Tuesday, January 17, 2012

A Pair of Chinese Slippers

Behind the Curtain
ISBN 0899660789
by Earl Derr Biggers

This novel is the third Charlie Chan mystery.  San Francisco is evocatively described so we readers can enjoy the vivid sense of place Biggers put across in the first two Chan outings. He handled the setting of Hawaii beautifully in the first one The House Without a Key (1925) and described the Mojave desert country in the second The Chinese Parrot (1926).

Like all the other Chan novels, this was originally published as a serial in the magazine The Saturday Evening Post, so some chapters end with cliffhangers. The plot is intricate, involving murders committed years apart and a woman who changes identities at the drop of a hat. Or in this case, the drop of a pair of Chinese slippers, which is the only clue that ties the two killings together. 

Another plus is Biggers’ understated sense of comedy. His stand-in who gets off witty observations, Barry Kirk, is a rich bon-vivant who has funny exchanges with his society matron grandmother and his would-be girl friend, an assistant district attorney named Miss Morrow. Biggers is sensitive to the career obstacles faced by working women, though he will often refer to Miss Morrow as “the girl.” Biggers was born in 1885, after all.
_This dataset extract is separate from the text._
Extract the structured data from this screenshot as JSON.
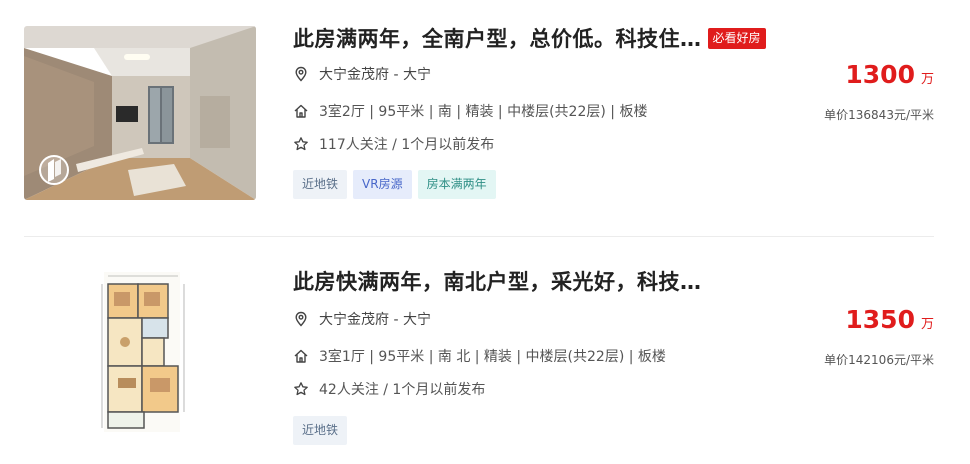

Activists and critics nowadays disrespect poor Charlie Chan for his inscrutability, servility, dainty walk, sing-song voice, and unidiomatic English (in Behind That Curtain, he says, "The facts must be upearthed"). Writer Gish Jen even dismisses Chan’s astute intelligence, designating him as “the original Asian whiz kid.” I wonder sometimes if nowadays critics are annoyed with Chan less because of the novels but more because of the movies which had Caucasian actors playing Chan and period stereotypes of blacks, Asians, and women.
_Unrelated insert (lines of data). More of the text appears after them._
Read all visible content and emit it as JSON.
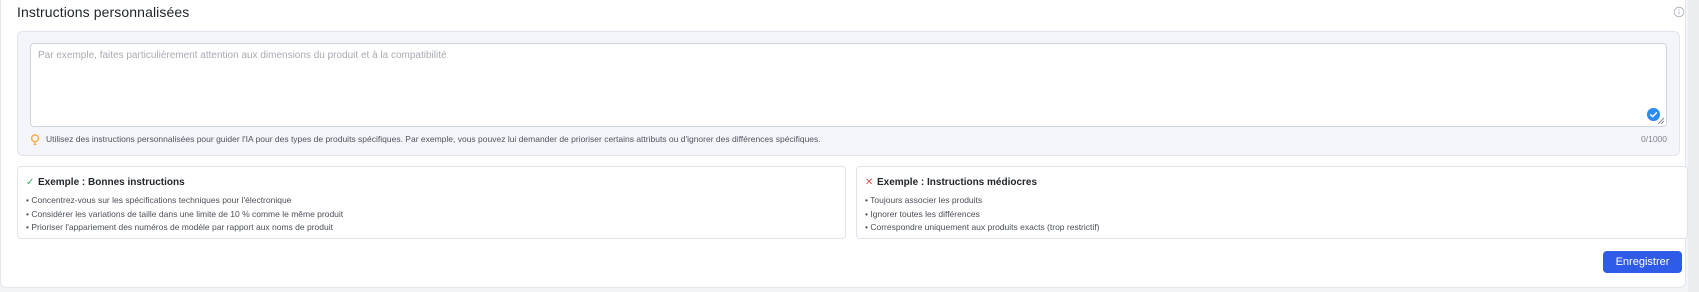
{
  "section": {
    "title": "Instructions personnalisées",
    "info_icon": "info-circle-icon"
  },
  "instructions": {
    "placeholder": "Par exemple, faites particulièrement attention aux dimensions du produit et à la compatibilité",
    "value": "",
    "hint": "Utilisez des instructions personnalisées pour guider l'IA pour des types de produits spécifiques. Par exemple, vous pouvez lui demander de prioriser certains attributs ou d'ignorer des différences spécifiques.",
    "counter": "0/1000",
    "hint_icon": "lightbulb-icon",
    "accent_color": "#f0a43a"
  },
  "examples": {
    "good": {
      "mark": "✓",
      "title": "Exemple : Bonnes instructions",
      "items": [
        "• Concentrez-vous sur les spécifications techniques pour l'électronique",
        "• Considérer les variations de taille dans une limite de 10 % comme le même produit",
        "• Prioriser l'appariement des numéros de modèle par rapport aux noms de produit"
      ],
      "color": "#2fae6b"
    },
    "bad": {
      "mark": "✕",
      "title": "Exemple : Instructions médiocres",
      "items": [
        "• Toujours associer les produits",
        "• Ignorer toutes les différences",
        "• Correspondre uniquement aux produits exacts (trop restrictif)"
      ],
      "color": "#e05050"
    }
  },
  "actions": {
    "save_label": "Enregistrer",
    "save_color": "#2e5be8"
  }
}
For what it’s worth, I think in both the novels and movies Charlie Chan is wise, courageous, modest, patient, devoted to his family, and loyal to his friends. Like many non-native speakers, he uses English in his own unique way that, as a speaker of broken Japanese, I can’t help but respect him for the time and effort that he put in to get fluent in a second language as an adult. The Chan novels overturn Chinese stereotypes because Chan was playing the role of the Good Guy, whereas most Chinese characters in fiction back then were villains.  Generally speaking,

I like detective fiction from 1920s and 1930s.  As formulaic as it is, I like the atmosphere, characterization, and narrative push. I like it that violence happens off stage. There is no moral relativism, film noir-ish nihilism or sociopathic tough-mindedness.  I must not be alone in this preference – for once  - since the Chan novels never stay out of print and are available on these new-fangled contraptions like Kindle.